Yes - I mean only to say "AI" as the term is commonly used today.
Humans can autocomplete sentences too because we understand what's going on. Prediction is a necessary criterion for intelligence, not an irrelevant one.
I haven't checked in a while, but last I checked ChatGPT it struggled on very basic things like: how many Fs are in this word? Not sure if they've managed to fix that but since that I had lost hope in getting it to do any sort of math
I understand the appeal of having a machine helping us with maths and expanding the frontier of knowledge. They can assist researchers and make them more productive. Just like they can make already programmers more productive.
But maths are also fun and fulfilling activity. Very often, when we learn a math theory, it's because we want to understand and gain intuition on the concepts, or we want to solve a puzzle (for which we can already look up the solution). Maybe it's similar to chess. We didn't develop search engines to replace human players and make them play together, but they helped us become better chess players or understanding the game better.
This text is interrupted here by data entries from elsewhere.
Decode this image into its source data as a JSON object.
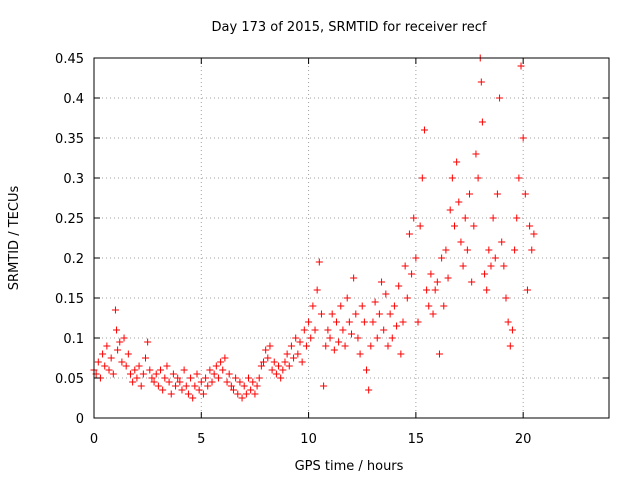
{
  "chart_data": {
    "type": "scatter",
    "title": "Day 173 of 2015, SRMTID for receiver recf",
    "xlabel": "GPS time / hours",
    "ylabel": "SRMTID / TECUs",
    "xlim": [
      0,
      24
    ],
    "ylim": [
      0,
      0.45
    ],
    "xticks": [
      0,
      5,
      10,
      15,
      20
    ],
    "yticks": [
      0,
      0.05,
      0.1,
      0.15,
      0.2,
      0.25,
      0.3,
      0.35,
      0.4,
      0.45
    ],
    "xtick_labels": [
      "0",
      "5",
      "10",
      "15",
      "20"
    ],
    "ytick_labels": [
      "0",
      "0.05",
      "0.1",
      "0.15",
      "0.2",
      "0.25",
      "0.3",
      "0.35",
      "0.4",
      "0.45"
    ],
    "grid": true,
    "marker": "plus",
    "marker_color": "#ff0000",
    "series": [
      {
        "points": [
          [
            0.0,
            0.06
          ],
          [
            0.1,
            0.055
          ],
          [
            0.2,
            0.07
          ],
          [
            0.3,
            0.05
          ],
          [
            0.4,
            0.08
          ],
          [
            0.5,
            0.065
          ],
          [
            0.6,
            0.09
          ],
          [
            0.7,
            0.06
          ],
          [
            0.8,
            0.075
          ],
          [
            0.9,
            0.055
          ],
          [
            1.0,
            0.135
          ],
          [
            1.05,
            0.11
          ],
          [
            1.1,
            0.085
          ],
          [
            1.2,
            0.095
          ],
          [
            1.3,
            0.07
          ],
          [
            1.4,
            0.1
          ],
          [
            1.5,
            0.065
          ],
          [
            1.6,
            0.08
          ],
          [
            1.7,
            0.055
          ],
          [
            1.8,
            0.045
          ],
          [
            1.9,
            0.06
          ],
          [
            2.0,
            0.05
          ],
          [
            2.1,
            0.065
          ],
          [
            2.2,
            0.04
          ],
          [
            2.3,
            0.055
          ],
          [
            2.4,
            0.075
          ],
          [
            2.5,
            0.095
          ],
          [
            2.6,
            0.06
          ],
          [
            2.7,
            0.05
          ],
          [
            2.8,
            0.045
          ],
          [
            2.9,
            0.055
          ],
          [
            3.0,
            0.04
          ],
          [
            3.1,
            0.06
          ],
          [
            3.2,
            0.035
          ],
          [
            3.3,
            0.05
          ],
          [
            3.4,
            0.065
          ],
          [
            3.5,
            0.045
          ],
          [
            3.6,
            0.03
          ],
          [
            3.7,
            0.055
          ],
          [
            3.8,
            0.04
          ],
          [
            3.9,
            0.05
          ],
          [
            4.0,
            0.045
          ],
          [
            4.1,
            0.035
          ],
          [
            4.2,
            0.06
          ],
          [
            4.3,
            0.04
          ],
          [
            4.4,
            0.03
          ],
          [
            4.5,
            0.05
          ],
          [
            4.6,
            0.025
          ],
          [
            4.7,
            0.04
          ],
          [
            4.8,
            0.055
          ],
          [
            4.9,
            0.035
          ],
          [
            5.0,
            0.045
          ],
          [
            5.1,
            0.03
          ],
          [
            5.2,
            0.05
          ],
          [
            5.3,
            0.04
          ],
          [
            5.4,
            0.06
          ],
          [
            5.5,
            0.045
          ],
          [
            5.6,
            0.055
          ],
          [
            5.7,
            0.065
          ],
          [
            5.8,
            0.05
          ],
          [
            5.9,
            0.07
          ],
          [
            6.0,
            0.06
          ],
          [
            6.1,
            0.075
          ],
          [
            6.2,
            0.045
          ],
          [
            6.3,
            0.055
          ],
          [
            6.4,
            0.04
          ],
          [
            6.5,
            0.035
          ],
          [
            6.6,
            0.05
          ],
          [
            6.7,
            0.03
          ],
          [
            6.8,
            0.045
          ],
          [
            6.9,
            0.025
          ],
          [
            7.0,
            0.04
          ],
          [
            7.1,
            0.03
          ],
          [
            7.2,
            0.05
          ],
          [
            7.3,
            0.035
          ],
          [
            7.4,
            0.045
          ],
          [
            7.5,
            0.03
          ],
          [
            7.6,
            0.04
          ],
          [
            7.7,
            0.05
          ],
          [
            7.8,
            0.065
          ],
          [
            7.9,
            0.07
          ],
          [
            8.0,
            0.085
          ],
          [
            8.1,
            0.075
          ],
          [
            8.2,
            0.09
          ],
          [
            8.3,
            0.06
          ],
          [
            8.4,
            0.07
          ],
          [
            8.5,
            0.055
          ],
          [
            8.6,
            0.065
          ],
          [
            8.7,
            0.05
          ],
          [
            8.8,
            0.06
          ],
          [
            8.9,
            0.07
          ],
          [
            9.0,
            0.08
          ],
          [
            9.1,
            0.065
          ],
          [
            9.2,
            0.09
          ],
          [
            9.3,
            0.075
          ],
          [
            9.4,
            0.1
          ],
          [
            9.5,
            0.08
          ],
          [
            9.6,
            0.095
          ],
          [
            9.7,
            0.07
          ],
          [
            9.8,
            0.11
          ],
          [
            9.9,
            0.09
          ],
          [
            10.0,
            0.12
          ],
          [
            10.1,
            0.1
          ],
          [
            10.2,
            0.14
          ],
          [
            10.3,
            0.11
          ],
          [
            10.4,
            0.16
          ],
          [
            10.5,
            0.195
          ],
          [
            10.6,
            0.13
          ],
          [
            10.7,
            0.04
          ],
          [
            10.8,
            0.09
          ],
          [
            10.9,
            0.11
          ],
          [
            11.0,
            0.1
          ],
          [
            11.1,
            0.13
          ],
          [
            11.2,
            0.085
          ],
          [
            11.3,
            0.12
          ],
          [
            11.4,
            0.095
          ],
          [
            11.5,
            0.14
          ],
          [
            11.6,
            0.11
          ],
          [
            11.7,
            0.09
          ],
          [
            11.8,
            0.15
          ],
          [
            11.9,
            0.12
          ],
          [
            12.0,
            0.105
          ],
          [
            12.1,
            0.175
          ],
          [
            12.2,
            0.13
          ],
          [
            12.3,
            0.1
          ],
          [
            12.4,
            0.08
          ],
          [
            12.5,
            0.14
          ],
          [
            12.6,
            0.12
          ],
          [
            12.7,
            0.06
          ],
          [
            12.8,
            0.035
          ],
          [
            12.9,
            0.09
          ],
          [
            13.0,
            0.12
          ],
          [
            13.1,
            0.145
          ],
          [
            13.2,
            0.1
          ],
          [
            13.3,
            0.13
          ],
          [
            13.4,
            0.17
          ],
          [
            13.5,
            0.11
          ],
          [
            13.6,
            0.155
          ],
          [
            13.7,
            0.09
          ],
          [
            13.8,
            0.13
          ],
          [
            13.9,
            0.1
          ],
          [
            14.0,
            0.14
          ],
          [
            14.1,
            0.115
          ],
          [
            14.2,
            0.165
          ],
          [
            14.3,
            0.08
          ],
          [
            14.4,
            0.12
          ],
          [
            14.5,
            0.19
          ],
          [
            14.6,
            0.15
          ],
          [
            14.7,
            0.23
          ],
          [
            14.8,
            0.18
          ],
          [
            14.9,
            0.25
          ],
          [
            15.0,
            0.2
          ],
          [
            15.1,
            0.12
          ],
          [
            15.2,
            0.24
          ],
          [
            15.3,
            0.3
          ],
          [
            15.4,
            0.36
          ],
          [
            15.5,
            0.16
          ],
          [
            15.6,
            0.14
          ],
          [
            15.7,
            0.18
          ],
          [
            15.8,
            0.13
          ],
          [
            15.9,
            0.16
          ],
          [
            16.0,
            0.17
          ],
          [
            16.1,
            0.08
          ],
          [
            16.2,
            0.2
          ],
          [
            16.3,
            0.14
          ],
          [
            16.4,
            0.21
          ],
          [
            16.5,
            0.175
          ],
          [
            16.6,
            0.26
          ],
          [
            16.7,
            0.3
          ],
          [
            16.8,
            0.24
          ],
          [
            16.9,
            0.32
          ],
          [
            17.0,
            0.27
          ],
          [
            17.1,
            0.22
          ],
          [
            17.2,
            0.19
          ],
          [
            17.3,
            0.25
          ],
          [
            17.4,
            0.21
          ],
          [
            17.5,
            0.28
          ],
          [
            17.6,
            0.17
          ],
          [
            17.7,
            0.24
          ],
          [
            17.8,
            0.33
          ],
          [
            17.9,
            0.3
          ],
          [
            18.0,
            0.45
          ],
          [
            18.05,
            0.42
          ],
          [
            18.1,
            0.37
          ],
          [
            18.2,
            0.18
          ],
          [
            18.3,
            0.16
          ],
          [
            18.4,
            0.21
          ],
          [
            18.5,
            0.19
          ],
          [
            18.6,
            0.25
          ],
          [
            18.7,
            0.2
          ],
          [
            18.8,
            0.28
          ],
          [
            18.9,
            0.4
          ],
          [
            19.0,
            0.22
          ],
          [
            19.1,
            0.19
          ],
          [
            19.2,
            0.15
          ],
          [
            19.3,
            0.12
          ],
          [
            19.4,
            0.09
          ],
          [
            19.5,
            0.11
          ],
          [
            19.6,
            0.21
          ],
          [
            19.7,
            0.25
          ],
          [
            19.8,
            0.3
          ],
          [
            19.9,
            0.44
          ],
          [
            20.0,
            0.35
          ],
          [
            20.1,
            0.28
          ],
          [
            20.2,
            0.16
          ],
          [
            20.3,
            0.24
          ],
          [
            20.4,
            0.21
          ],
          [
            20.5,
            0.23
          ]
        ]
      }
    ]
  }
}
So the recent progress is impressive, but I still don't see how we'll use this tech practically and what impacts it can have and in which fields.
I wish scientists who do psychology and cognition of actual brains could approach those AI things and talk about it, and maybe make suggestions.
I really really wish AI would make some breakthrough and be really useful, but I am so skeptical and negative about it.
Unfortunately, the scientists who study actually brains have all sort of interesting models but ultimately very little clue how these actual brains work at the level of problem solving. I mean, there's all sort of "this area is associated with that kind of process" and "here's evidence this area does this algorithm" stuff but it's all at the level you imagine steam engine engineers trying to understand a warp drive.
The "open worm project" was an effort years ago to get computer scientists involved in trying to understand what "software" a very small actual brain could run. I believe progress here has been very slow and that an idea of ignorance that much larger brains involve.
If you can't find useful things for LLMs or AI at this point, you must just lack imagination.